LINCOLN, Neb. (KOLN) – The forecast for the next 24 to 48 hours will bring us a wide range of weather conditions, including record heat, extremely high winds, thunderstorms, severe storms, and snow and snow areas. Needless to say, there is a lot to unpack with this forecast.
The weather should remain fairly calm across the state through Tuesday, with milder weather. Look for more clouds with partly to mostly cloudy skies as the day progresses. These clouds will likely limit our temperatures by a few degrees, but we will still be nearly 20 Â° above normal by Tuesday afternoon.
Temperatures will stay a few degrees cooler into northeast Nebraska, where we will continue to melt some of last week’s snow, but most of the state should hit mid-to-upper-50s in the afternoon with southerly winds of 10 to 20 mph.
Things get interesting as we walk into the day on Wednesday as a powerful low pressure system flies through the state. Winds will likely be the main effect of this system as high winds are expected to be widespread throughout the day. High Wind Watches are in use across the state on Wednesdays from 9:00 a.m. to 9:00 p.m. as sustained winds between 20 and 40 mph are expected, with peak gusts that can approach 70 mph at times.
While we won’t always see these high-end gusts, most states will likely see gusts of between 30 and 50 mph for most of the day. Initially, these winds will come from the south, driving unusually warm air into the state. However, on Wednesday evening, when this low pressure system swings through the state, the winds will swiftly sway west and northwest. The wind should then subside by late Wednesday evening as the system is quickly pulling out of the area. Strong winds blow around Christmas decorations, garbage cans, garden furniture and anything that is not tied down all day. High winds can also cause tree damage, as well as power outages in some areas. And then, in addition to the strong winds, extremely dry conditions on Wednesday will lead to a high risk of fire, so that a potentially ignited fire could very quickly become uncontrollable.
As noted, the strong south winds will draw unusually warm air into the state, with afternoon highs reaching the low 60s to 70s over central and eastern Nebraska. Those numbers will come close to breaking records for central Nebraska while breaking records for the Lincoln and Omaha metros.
In addition to warmth and wind, thunderstorms and occasional severe storms are possible until Wednesday afternoon and evening. The SPC has described the far eastern parts of the state as having a low risk of severe weather, as thunderstorms could create harmful gusts of wind and perhaps an isolated tornado or two.
Storms on the leading edge of the frontal border are expected to develop over central Nebraska by Wednesday afternoon. Storms are expected to move east over eastern Nebraska VERY FAST by Wednesday evening. Harmful winds are already possible without the thunderstorms, but harmful wind gusts associated with these thunderstorms are also possible. There will also be some tornado threat given the shear in the atmosphere.

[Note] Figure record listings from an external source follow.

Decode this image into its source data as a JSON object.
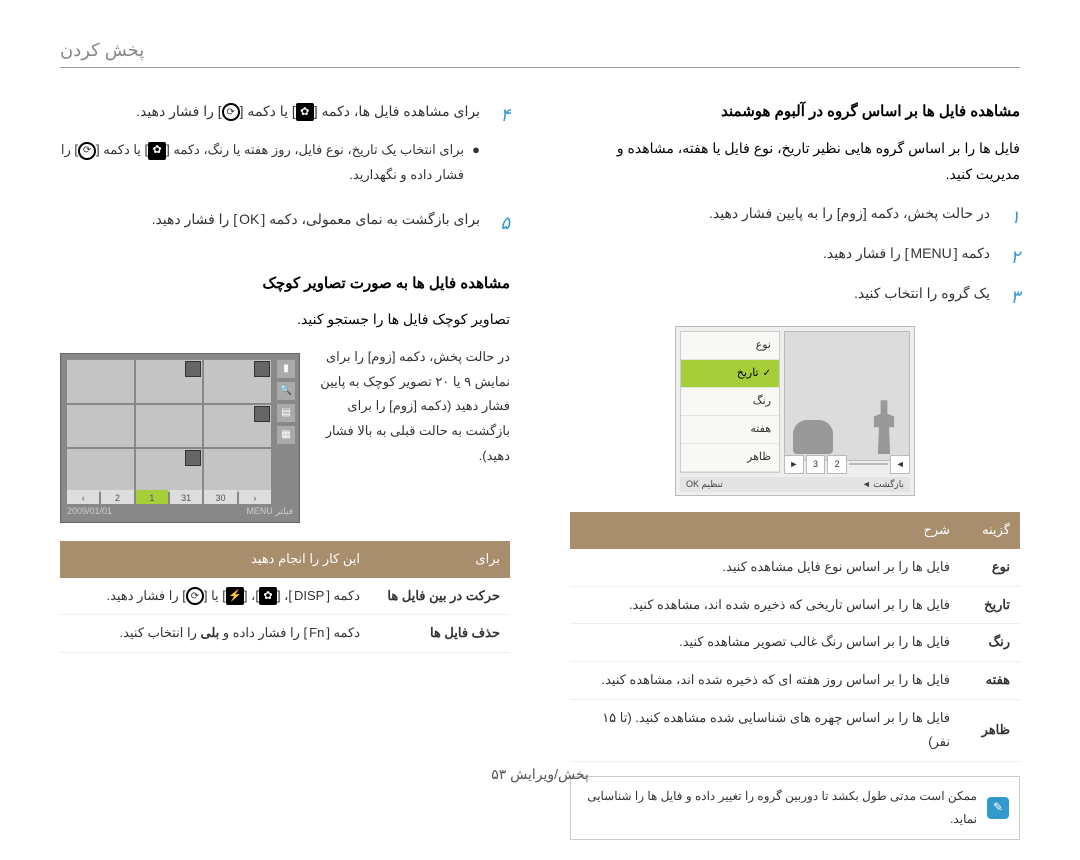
{
  "header": {
    "title": "پخش کردن"
  },
  "right_col": {
    "heading": "مشاهده فایل ها بر اساس گروه در آلبوم هوشمند",
    "intro": "فایل ها را بر اساس گروه هایی نظیر تاریخ، نوع فایل یا هفته، مشاهده و مدیریت کنید.",
    "steps": [
      {
        "n": "۱",
        "text": "در حالت پخش، دکمه [زوم] را به پایین فشار دهید."
      },
      {
        "n": "۲",
        "text_pre": "دکمه [",
        "key": "MENU",
        "text_post": "] را فشار دهید."
      },
      {
        "n": "۳",
        "text": "یک گروه را انتخاب کنید."
      }
    ],
    "screen": {
      "menu": [
        "نوع",
        "تاریخ",
        "رنگ",
        "هفته",
        "ظاهر"
      ],
      "selected_index": 1,
      "pager": [
        "2",
        "3"
      ],
      "bottom_left": "بازگشت ◄",
      "bottom_right": "تنظیم OK"
    },
    "table": {
      "head_option": "گزینه",
      "head_desc": "شرح",
      "rows": [
        {
          "opt": "نوع",
          "desc": "فایل ها را بر اساس نوع فایل مشاهده کنید."
        },
        {
          "opt": "تاریخ",
          "desc": "فایل ها را بر اساس تاریخی که ذخیره شده اند، مشاهده کنید."
        },
        {
          "opt": "رنگ",
          "desc": "فایل ها را بر اساس رنگ غالب تصویر مشاهده کنید."
        },
        {
          "opt": "هفته",
          "desc": "فایل ها را بر اساس روز هفته ای که ذخیره شده اند، مشاهده کنید."
        },
        {
          "opt": "ظاهر",
          "desc": "فایل ها را بر اساس چهره های شناسایی شده مشاهده کنید. (تا ۱۵ نفر)"
        }
      ]
    },
    "note": "ممکن است مدتی طول بکشد تا دوربین گروه را تغییر داده و فایل ها را شناسایی نماید."
  },
  "left_col": {
    "step4": {
      "n": "۴",
      "text_pre": "برای مشاهده فایل ها، دکمه [",
      "text_mid": "] یا دکمه [",
      "text_post": "] را فشار دهید."
    },
    "bullet": {
      "pre": "برای انتخاب یک تاریخ، نوع فایل، روز هفته یا رنگ، دکمه [",
      "mid": "] یا دکمه [",
      "post": "] را فشار داده و نگهدارید."
    },
    "step5": {
      "n": "۵",
      "text_pre": "برای بازگشت به نمای معمولی، دکمه [",
      "key": "OK",
      "text_post": "] را فشار دهید."
    },
    "heading2": "مشاهده فایل ها به صورت تصاویر کوچک",
    "line1": "تصاویر کوچک فایل ها را جستجو کنید.",
    "para": "در حالت پخش، دکمه [زوم] را برای نمایش ۹ یا ۲۰ تصویر کوچک به پایین فشار دهید (دکمه [زوم] را برای بازگشت به حالت قبلی به بالا فشار دهید).",
    "thumb_bottom_left": "فیلتر MENU",
    "thumb_bottom_right": "2009/01/01",
    "pager": [
      "‹",
      "30",
      "31",
      "1",
      "2",
      "›"
    ],
    "action_table": {
      "head_for": "برای",
      "head_action": "این کار را انجام دهید",
      "rows": [
        {
          "for": "حرکت در بین فایل ها",
          "action_pre": "دکمه [",
          "key1": "DISP",
          "action_post": "] را فشار دهید."
        },
        {
          "for": "حذف فایل ها",
          "action_pre": "دکمه [",
          "key": "Fn",
          "action_mid": "] را فشار داده و ",
          "bold": "بلی",
          "action_post": " را انتخاب کنید."
        }
      ]
    }
  },
  "footer": {
    "text": "پخش/ویرایش  ۵۳"
  }
}
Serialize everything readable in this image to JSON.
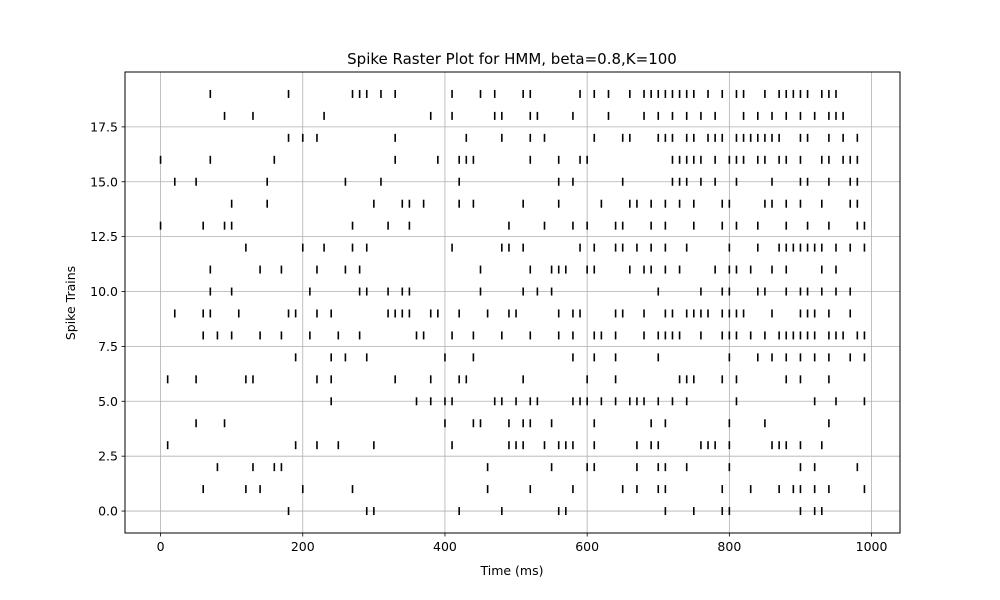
{
  "chart_data": {
    "type": "scatter",
    "marker": "vertical-line",
    "title": "Spike Raster Plot for HMM, beta=0.8,K=100",
    "xlabel": "Time (ms)",
    "ylabel": "Spike Trains",
    "xlim": [
      -50,
      1040
    ],
    "ylim": [
      -1,
      20
    ],
    "x_ticks": [
      "0",
      "200",
      "400",
      "600",
      "800",
      "1000"
    ],
    "y_ticks": [
      "0.0",
      "2.5",
      "5.0",
      "7.5",
      "10.0",
      "12.5",
      "15.0",
      "17.5"
    ],
    "grid": true,
    "spike_color": "#000000",
    "trains": [
      {
        "train": 0,
        "times": [
          180,
          290,
          300,
          420,
          480,
          560,
          570,
          710,
          750,
          790,
          800,
          900,
          920,
          930
        ]
      },
      {
        "train": 1,
        "times": [
          60,
          120,
          140,
          200,
          270,
          460,
          520,
          580,
          650,
          670,
          700,
          710,
          790,
          830,
          870,
          890,
          900,
          920,
          940,
          990
        ]
      },
      {
        "train": 2,
        "times": [
          80,
          130,
          160,
          170,
          460,
          550,
          600,
          610,
          670,
          700,
          710,
          740,
          800,
          900,
          920,
          980
        ]
      },
      {
        "train": 3,
        "times": [
          10,
          190,
          220,
          250,
          300,
          410,
          490,
          500,
          510,
          540,
          560,
          570,
          580,
          610,
          670,
          690,
          700,
          760,
          770,
          780,
          800,
          860,
          870,
          880,
          900,
          930
        ]
      },
      {
        "train": 4,
        "times": [
          50,
          90,
          400,
          440,
          450,
          490,
          510,
          520,
          550,
          610,
          690,
          710,
          800,
          850,
          940
        ]
      },
      {
        "train": 5,
        "times": [
          240,
          360,
          380,
          400,
          410,
          470,
          480,
          500,
          520,
          530,
          580,
          590,
          600,
          620,
          640,
          660,
          670,
          680,
          700,
          720,
          740,
          810,
          920,
          950,
          990
        ]
      },
      {
        "train": 6,
        "times": [
          10,
          50,
          120,
          130,
          220,
          240,
          330,
          380,
          420,
          430,
          510,
          600,
          640,
          730,
          740,
          750,
          790,
          810,
          880,
          900,
          940
        ]
      },
      {
        "train": 7,
        "times": [
          190,
          240,
          260,
          290,
          400,
          440,
          580,
          610,
          640,
          700,
          800,
          840,
          860,
          880,
          900,
          920,
          940,
          970,
          990
        ]
      },
      {
        "train": 8,
        "times": [
          60,
          80,
          100,
          140,
          170,
          210,
          250,
          280,
          360,
          370,
          410,
          440,
          480,
          520,
          560,
          580,
          610,
          620,
          640,
          680,
          700,
          710,
          720,
          730,
          760,
          790,
          800,
          810,
          830,
          850,
          870,
          880,
          890,
          900,
          910,
          920,
          940,
          950,
          960,
          980,
          990
        ]
      },
      {
        "train": 9,
        "times": [
          20,
          60,
          70,
          110,
          180,
          190,
          220,
          240,
          320,
          330,
          340,
          350,
          380,
          390,
          420,
          460,
          490,
          500,
          560,
          580,
          590,
          640,
          650,
          680,
          710,
          720,
          740,
          750,
          760,
          770,
          790,
          800,
          810,
          820,
          860,
          900,
          910,
          920,
          940,
          970
        ]
      },
      {
        "train": 10,
        "times": [
          70,
          100,
          210,
          280,
          290,
          320,
          340,
          350,
          450,
          510,
          530,
          550,
          700,
          760,
          790,
          800,
          840,
          850,
          880,
          900,
          910,
          930,
          950,
          970
        ]
      },
      {
        "train": 11,
        "times": [
          70,
          140,
          170,
          220,
          260,
          280,
          450,
          520,
          550,
          560,
          570,
          600,
          610,
          660,
          680,
          690,
          710,
          730,
          780,
          800,
          810,
          830,
          860,
          880,
          930,
          950
        ]
      },
      {
        "train": 12,
        "times": [
          120,
          200,
          230,
          270,
          290,
          410,
          480,
          490,
          510,
          590,
          610,
          640,
          650,
          670,
          690,
          710,
          740,
          800,
          840,
          870,
          880,
          890,
          900,
          910,
          920,
          930,
          950,
          970,
          990
        ]
      },
      {
        "train": 13,
        "times": [
          0,
          60,
          90,
          100,
          270,
          320,
          350,
          490,
          540,
          580,
          600,
          640,
          650,
          690,
          710,
          750,
          790,
          810,
          840,
          880,
          910,
          940,
          980,
          990
        ]
      },
      {
        "train": 14,
        "times": [
          100,
          150,
          300,
          340,
          350,
          370,
          420,
          440,
          510,
          560,
          620,
          660,
          670,
          690,
          710,
          730,
          750,
          790,
          800,
          850,
          860,
          880,
          900,
          930,
          970,
          980
        ]
      },
      {
        "train": 15,
        "times": [
          20,
          50,
          150,
          260,
          310,
          420,
          560,
          580,
          650,
          720,
          730,
          740,
          760,
          780,
          810,
          860,
          900,
          910,
          940,
          970,
          980
        ]
      },
      {
        "train": 16,
        "times": [
          0,
          70,
          160,
          330,
          390,
          420,
          430,
          440,
          520,
          560,
          590,
          600,
          720,
          730,
          740,
          750,
          760,
          780,
          800,
          810,
          820,
          840,
          850,
          870,
          880,
          900,
          930,
          940,
          960,
          970,
          980
        ]
      },
      {
        "train": 17,
        "times": [
          180,
          200,
          220,
          330,
          430,
          480,
          520,
          540,
          610,
          650,
          660,
          700,
          710,
          720,
          740,
          750,
          770,
          780,
          790,
          810,
          820,
          830,
          840,
          850,
          860,
          870,
          900,
          910,
          940,
          960,
          980
        ]
      },
      {
        "train": 18,
        "times": [
          90,
          130,
          230,
          380,
          410,
          470,
          480,
          520,
          530,
          580,
          630,
          680,
          700,
          720,
          740,
          760,
          780,
          820,
          840,
          860,
          880,
          900,
          920,
          940,
          950,
          960
        ]
      },
      {
        "train": 19,
        "times": [
          70,
          180,
          270,
          280,
          290,
          310,
          330,
          410,
          450,
          470,
          510,
          520,
          590,
          610,
          630,
          660,
          680,
          690,
          700,
          710,
          720,
          730,
          740,
          750,
          770,
          790,
          810,
          820,
          850,
          870,
          880,
          890,
          900,
          910,
          930,
          940,
          950
        ]
      }
    ]
  }
}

Additionally, at the far end of this system, parts of west and north Nebraska will be able to experience windblown snow and perhaps even some near-blizzard conditions around Wednesday night. The buildup should be very small, but visibility could be severely affected by the combination of strong winds and light snow.
Since the low pressure system is finally slipping away from us and the wind is easing, we will experience cooler temperatures until Thursday – but still above average for mid-December. Look out for highs that drop to around 50 Â° on Thursday in the 1940s and back again on Friday.
The expanded forecast generally keeps temperatures above average, with our coldest day coming on Saturday, with temperatures dropping into the teens early in the day and mid-30s in the afternoon.